Reading through
starkravinglunaticradical's visceral response to Cindy Sheehan and the thoughtful approaches by
bulldog manifesto and especially
shanikka to the whole controversy, I wonder if there might be another way to look at this. I understand stark took offense at Cindy's blithe reference to the Trail of Tears, and it does seem as if Cindy never quite got the nature of the offense.
On the other hand, the Trail of Tears might actually be a useful way to look at Iraq. Now, I'm not talking about the death of Casey Sheehan and Cindy's personal grief, but about the war itself and how it fits into America's image of itself and our treatment of people we consider less than civilized.
More on the other side...
What I'm suggesting is that we fit the Iraq War into the model developed by Richard Drinnon in his
Facing West: The Metaphysics of Indian Hating and Empire Building.
Drinnon's book actually starts with the first Thanksgiving, which he contrasts sharply with the Pequot War. The former, he tells us, is the image we like to have of White-Indian relations; the latter, however, is the way whites actually treated Indians -- as savages whose bodies we could kill and rape, and whose lands we could steal at will.
He identifies a pattern of behavior throughout westward expansion that traces back quite nicely to the Pequot War, a pattern in which whites provoke war against Indians, and then brutally prosecute that war leaving the Indians dead or marginalized and their lands in white hands.
There's nothing in that book that an Indian activist, as stark appears to be, would object to. In fact, it's a solid piece of history documenting how genocidal treatment of the other lies right at the center of American national identity.
Where the book gets interesting however, and what makes it relevant to Cindy and Casey Sheehan, is when Drinnon takes the story first to the Philippines and then to Vietnam.

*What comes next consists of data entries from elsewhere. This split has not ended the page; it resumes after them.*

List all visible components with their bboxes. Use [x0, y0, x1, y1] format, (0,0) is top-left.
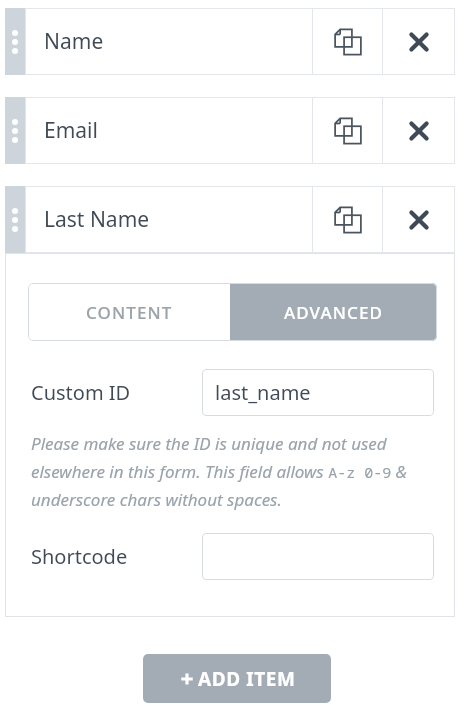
- staticText: ADD ITEM: [198, 666, 296, 692]
- button[interactable]: Duplicate Email: [313, 97, 382, 164]
- button[interactable]: Reorder Email: [5, 97, 25, 164]
- button[interactable]: Last Name: [25, 186, 312, 253]
- button[interactable]: Email: [25, 97, 312, 164]
- button[interactable]: Reorder Name: [5, 8, 25, 75]
- staticText: CONTENT: [86, 301, 173, 324]
- button[interactable]: Remove Name: [383, 8, 455, 75]
- staticText: Email: [44, 116, 98, 145]
- button[interactable]: Name: [25, 8, 312, 75]
- button[interactable]: CONTENT: [28, 283, 230, 341]
- button[interactable]: ADD ITEM: [143, 654, 331, 703]
- staticText: Last Name: [44, 205, 150, 234]
- staticText: ADVANCED: [284, 301, 383, 324]
- button[interactable]: Remove Email: [383, 97, 455, 164]
- staticText: Name: [44, 27, 104, 56]
- button[interactable]: ADVANCED: [230, 283, 437, 341]
- staticText: Custom ID: [31, 379, 131, 406]
- button[interactable]: Duplicate Name: [313, 8, 382, 75]
- button[interactable]: Duplicate Last Name: [313, 186, 382, 253]
- button[interactable]: last_name: [202, 369, 434, 416]
- staticText: last_name: [215, 379, 311, 406]
- button[interactable]: [202, 533, 434, 580]
- staticText: Shortcode: [31, 543, 128, 570]
- button[interactable]: Reorder Last Name: [5, 186, 25, 253]
- button[interactable]: Remove Last Name: [383, 186, 455, 253]
- staticText: Please make sure the ID is unique and no…: [31, 432, 437, 511]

What at first appear to be random acts of brutality perpetrated by American soldiers on Filipino and Vietnamese civilians turn out to be the continuation of patterned behavior going back all the way to the Pequot War.
Obviously, it's only a short step from Vietnam ("gook") to Iraq ("haji").
Now, it's been more than twenty years since I've actually held a copy of Facing West in my hands. Still, there's no doubt in my mind that Drinnon's analysis would not only hold for Iraq, and also provide the bridge over which Cindy and stark could meet in peace and comradeship.